The Panic of 1873 also damaged the administration of President Ulysses S. Grant who’d been a strong supporter of black civil rights. Grant was blamed for the panic and in the 1874 elections, the Republican Party lost 96 seats, enabling the conservative or “Bourbon” Democrats to gain control of the U.S. House of Representatives.
In addition to the issue of taxation and the economy, Reconstruction was also being undermined by political corruption in both the southern legislatures and in the Grant administration. The corruption of the Grant administration had brought about a split in the Republican Party in 1872 with one faction forming the Liberal Republican Party and joining forces with the Democrats. Grant was easily reelected, in part because of the support he received in the South. The result of Grant’s victory was that the Liberal Republican Party disappeared and, more ominously, many of its supporters abandoned the cause of Reconstruction.
While Grant won reelection with the support of southern Republican parties, those parties were beginning to fracture along regional and racial lines. Whites from the north and whites from south split into factions in competition for patronage and control of the parties.

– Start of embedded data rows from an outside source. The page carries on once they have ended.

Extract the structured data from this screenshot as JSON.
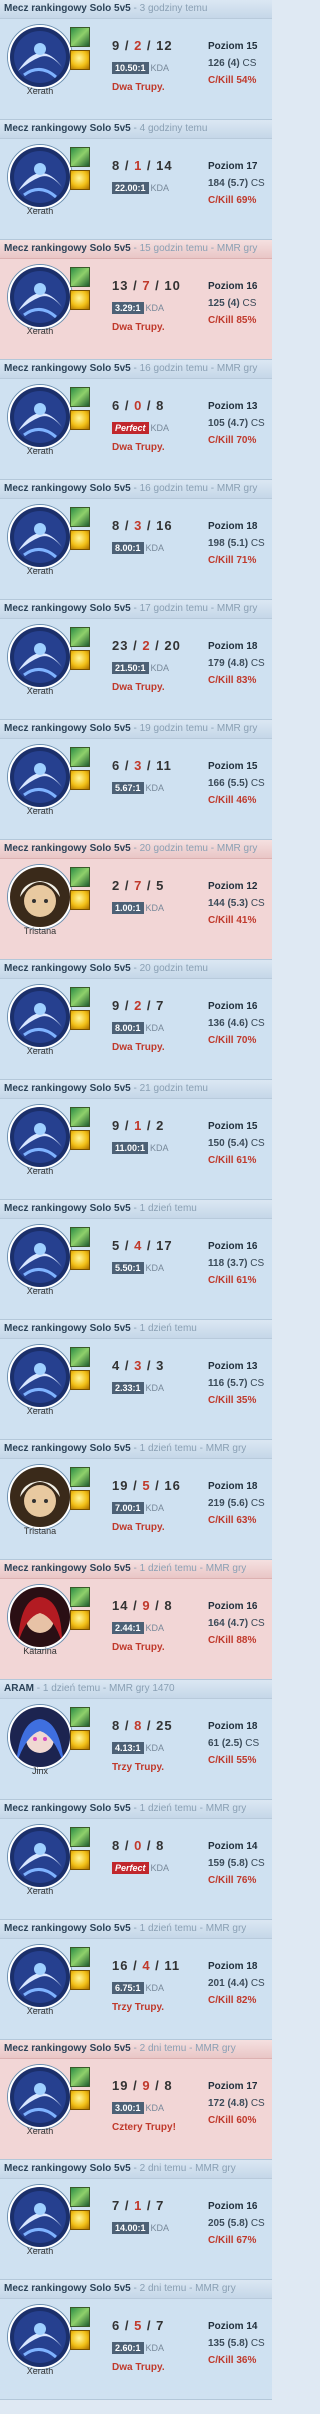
{
  "matches": [
    {
      "result": "win",
      "queue": "Mecz rankingowy Solo 5v5",
      "ago": " - 3 godziny temu",
      "champion": "Xerath",
      "kda": {
        "k": "9",
        "d": "2",
        "a": "12"
      },
      "ratio": "10.50:1",
      "ratio_label": "KDA",
      "multikill": "Dwa Trupy.",
      "level": "Poziom 15",
      "cs": "126 (4)",
      "cs_label": "CS",
      "ckill": "C/Kill 54%"
    },
    {
      "result": "win",
      "queue": "Mecz rankingowy Solo 5v5",
      "ago": " - 4 godziny temu",
      "champion": "Xerath",
      "kda": {
        "k": "8",
        "d": "1",
        "a": "14"
      },
      "ratio": "22.00:1",
      "ratio_label": "KDA",
      "multikill": "",
      "level": "Poziom 17",
      "cs": "184 (5.7)",
      "cs_label": "CS",
      "ckill": "C/Kill 69%"
    },
    {
      "result": "loss",
      "queue": "Mecz rankingowy Solo 5v5",
      "ago": " - 15 godzin temu - MMR gry",
      "champion": "Xerath",
      "kda": {
        "k": "13",
        "d": "7",
        "a": "10"
      },
      "ratio": "3.29:1",
      "ratio_label": "KDA",
      "multikill": "Dwa Trupy.",
      "level": "Poziom 16",
      "cs": "125 (4)",
      "cs_label": "CS",
      "ckill": "C/Kill 85%"
    },
    {
      "result": "win",
      "queue": "Mecz rankingowy Solo 5v5",
      "ago": " - 16 godzin temu - MMR gry",
      "champion": "Xerath",
      "kda": {
        "k": "6",
        "d": "0",
        "a": "8"
      },
      "ratio": "Perfect",
      "ratio_label": "KDA",
      "multikill": "Dwa Trupy.",
      "level": "Poziom 13",
      "cs": "105 (4.7)",
      "cs_label": "CS",
      "ckill": "C/Kill 70%"
    },
    {
      "result": "win",
      "queue": "Mecz rankingowy Solo 5v5",
      "ago": " - 16 godzin temu - MMR gry",
      "champion": "Xerath",
      "kda": {
        "k": "8",
        "d": "3",
        "a": "16"
      },
      "ratio": "8.00:1",
      "ratio_label": "KDA",
      "multikill": "",
      "level": "Poziom 18",
      "cs": "198 (5.1)",
      "cs_label": "CS",
      "ckill": "C/Kill 71%"
    },
    {
      "result": "win",
      "queue": "Mecz rankingowy Solo 5v5",
      "ago": " - 17 godzin temu - MMR gry",
      "champion": "Xerath",
      "kda": {
        "k": "23",
        "d": "2",
        "a": "20"
      },
      "ratio": "21.50:1",
      "ratio_label": "KDA",
      "multikill": "Dwa Trupy.",
      "level": "Poziom 18",
      "cs": "179 (4.8)",
      "cs_label": "CS",
      "ckill": "C/Kill 83%"
    },
    {
      "result": "win",
      "queue": "Mecz rankingowy Solo 5v5",
      "ago": " - 19 godzin temu - MMR gry",
      "champion": "Xerath",
      "kda": {
        "k": "6",
        "d": "3",
        "a": "11"
      },
      "ratio": "5.67:1",
      "ratio_label": "KDA",
      "multikill": "",
      "level": "Poziom 15",
      "cs": "166 (5.5)",
      "cs_label": "CS",
      "ckill": "C/Kill 46%"
    },
    {
      "result": "loss",
      "queue": "Mecz rankingowy Solo 5v5",
      "ago": " - 20 godzin temu - MMR gry",
      "champion": "Tristana",
      "kda": {
        "k": "2",
        "d": "7",
        "a": "5"
      },
      "ratio": "1.00:1",
      "ratio_label": "KDA",
      "multikill": "",
      "level": "Poziom 12",
      "cs": "144 (5.3)",
      "cs_label": "CS",
      "ckill": "C/Kill 41%"
    },
    {
      "result": "win",
      "queue": "Mecz rankingowy Solo 5v5",
      "ago": " - 20 godzin temu",
      "champion": "Xerath",
      "kda": {
        "k": "9",
        "d": "2",
        "a": "7"
      },
      "ratio": "8.00:1",
      "ratio_label": "KDA",
      "multikill": "Dwa Trupy.",
      "level": "Poziom 16",
      "cs": "136 (4.6)",
      "cs_label": "CS",
      "ckill": "C/Kill 70%"
    },
    {
      "result": "win",
      "queue": "Mecz rankingowy Solo 5v5",
      "ago": " - 21 godzin temu",
      "champion": "Xerath",
      "kda": {
        "k": "9",
        "d": "1",
        "a": "2"
      },
      "ratio": "11.00:1",
      "ratio_label": "KDA",
      "multikill": "",
      "level": "Poziom 15",
      "cs": "150 (5.4)",
      "cs_label": "CS",
      "ckill": "C/Kill 61%"
    },
    {
      "result": "win",
      "queue": "Mecz rankingowy Solo 5v5",
      "ago": " - 1 dzień temu",
      "champion": "Xerath",
      "kda": {
        "k": "5",
        "d": "4",
        "a": "17"
      },
      "ratio": "5.50:1",
      "ratio_label": "KDA",
      "multikill": "",
      "level": "Poziom 16",
      "cs": "118 (3.7)",
      "cs_label": "CS",
      "ckill": "C/Kill 61%"
    },
    {
      "result": "win",
      "queue": "Mecz rankingowy Solo 5v5",
      "ago": " - 1 dzień temu",
      "champion": "Xerath",
      "kda": {
        "k": "4",
        "d": "3",
        "a": "3"
      },
      "ratio": "2.33:1",
      "ratio_label": "KDA",
      "multikill": "",
      "level": "Poziom 13",
      "cs": "116 (5.7)",
      "cs_label": "CS",
      "ckill": "C/Kill 35%"
    },
    {
      "result": "win",
      "queue": "Mecz rankingowy Solo 5v5",
      "ago": " - 1 dzień temu - MMR gry",
      "champion": "Tristana",
      "kda": {
        "k": "19",
        "d": "5",
        "a": "16"
      },
      "ratio": "7.00:1",
      "ratio_label": "KDA",
      "multikill": "Dwa Trupy.",
      "level": "Poziom 18",
      "cs": "219 (5.6)",
      "cs_label": "CS",
      "ckill": "C/Kill 63%"
    },
    {
      "result": "loss",
      "queue": "Mecz rankingowy Solo 5v5",
      "ago": " - 1 dzień temu - MMR gry",
      "champion": "Katarina",
      "kda": {
        "k": "14",
        "d": "9",
        "a": "8"
      },
      "ratio": "2.44:1",
      "ratio_label": "KDA",
      "multikill": "Dwa Trupy.",
      "level": "Poziom 16",
      "cs": "164 (4.7)",
      "cs_label": "CS",
      "ckill": "C/Kill 88%"
    },
    {
      "result": "win",
      "queue": "ARAM",
      "ago": " - 1 dzień temu - MMR gry 1470",
      "champion": "Jinx",
      "kda": {
        "k": "8",
        "d": "8",
        "a": "25"
      },
      "ratio": "4.13:1",
      "ratio_label": "KDA",
      "multikill": "Trzy Trupy.",
      "level": "Poziom 18",
      "cs": "61 (2.5)",
      "cs_label": "CS",
      "ckill": "C/Kill 55%"
    },
    {
      "result": "win",
      "queue": "Mecz rankingowy Solo 5v5",
      "ago": " - 1 dzień temu - MMR gry",
      "champion": "Xerath",
      "kda": {
        "k": "8",
        "d": "0",
        "a": "8"
      },
      "ratio": "Perfect",
      "ratio_label": "KDA",
      "multikill": "",
      "level": "Poziom 14",
      "cs": "159 (5.8)",
      "cs_label": "CS",
      "ckill": "C/Kill 76%"
    },
    {
      "result": "win",
      "queue": "Mecz rankingowy Solo 5v5",
      "ago": " - 1 dzień temu - MMR gry",
      "champion": "Xerath",
      "kda": {
        "k": "16",
        "d": "4",
        "a": "11"
      },
      "ratio": "6.75:1",
      "ratio_label": "KDA",
      "multikill": "Trzy Trupy.",
      "level": "Poziom 18",
      "cs": "201 (4.4)",
      "cs_label": "CS",
      "ckill": "C/Kill 82%"
    },
    {
      "result": "loss",
      "queue": "Mecz rankingowy Solo 5v5",
      "ago": " - 2 dni temu - MMR gry",
      "champion": "Xerath",
      "kda": {
        "k": "19",
        "d": "9",
        "a": "8"
      },
      "ratio": "3.00:1",
      "ratio_label": "KDA",
      "multikill": "Cztery Trupy!",
      "level": "Poziom 17",
      "cs": "172 (4.8)",
      "cs_label": "CS",
      "ckill": "C/Kill 60%"
    },
    {
      "result": "win",
      "queue": "Mecz rankingowy Solo 5v5",
      "ago": " - 2 dni temu - MMR gry",
      "champion": "Xerath",
      "kda": {
        "k": "7",
        "d": "1",
        "a": "7"
      },
      "ratio": "14.00:1",
      "ratio_label": "KDA",
      "multikill": "",
      "level": "Poziom 16",
      "cs": "205 (5.8)",
      "cs_label": "CS",
      "ckill": "C/Kill 67%"
    },
    {
      "result": "win",
      "queue": "Mecz rankingowy Solo 5v5",
      "ago": " - 2 dni temu - MMR gry",
      "champion": "Xerath",
      "kda": {
        "k": "6",
        "d": "5",
        "a": "7"
      },
      "ratio": "2.60:1",
      "ratio_label": "KDA",
      "multikill": "Dwa Trupy.",
      "level": "Poziom 14",
      "cs": "135 (5.8)",
      "cs_label": "CS",
      "ckill": "C/Kill 36%"
    }
  ],
  "colors": {
    "win_bg": "#cfe1f1",
    "loss_bg": "#f2d6d6",
    "deaths": "#c0392b",
    "cs": "#2e8b3a",
    "ckill": "#c0392b"
  },
  "icons": {
    "champion": "champion-portrait",
    "spell_1": "summoner-spell-icon",
    "spell_2": "summoner-spell-icon"
  }
}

A similar split developed between black and white Republicans with the blacks demanding a larger share of patronage and public offices. The result of these divisions was that the Republican parties of the south began losing members as, when defeated in these power struggles, northern whites returned to the North, while southern whites left the party and joined the increasingly resurgent Democratic Party.
The racial divisions within the Republican Party in the South began to disillusion its black supporters, some of whom sought alliance with the more moderate elements within the Democratic Party. Others began to turn away from political activity and toward economic uplift through cooperation with the economically dominant whites.
By the end of 1873, only four southern states — Arkansas, Louisiana, Mississippi and South Carolina — were still in Republican hands. Reconstruction was in trouble, it fortunes declining as the Democratic Party — and the white supremacist terrorist groups that did its bidding — continued to gain strength.
The information for this article was taken partly from a Wikipedia article on Reconstruction and partly from “A Narrative History of Union County, South Carolina” by Allan D. Charles.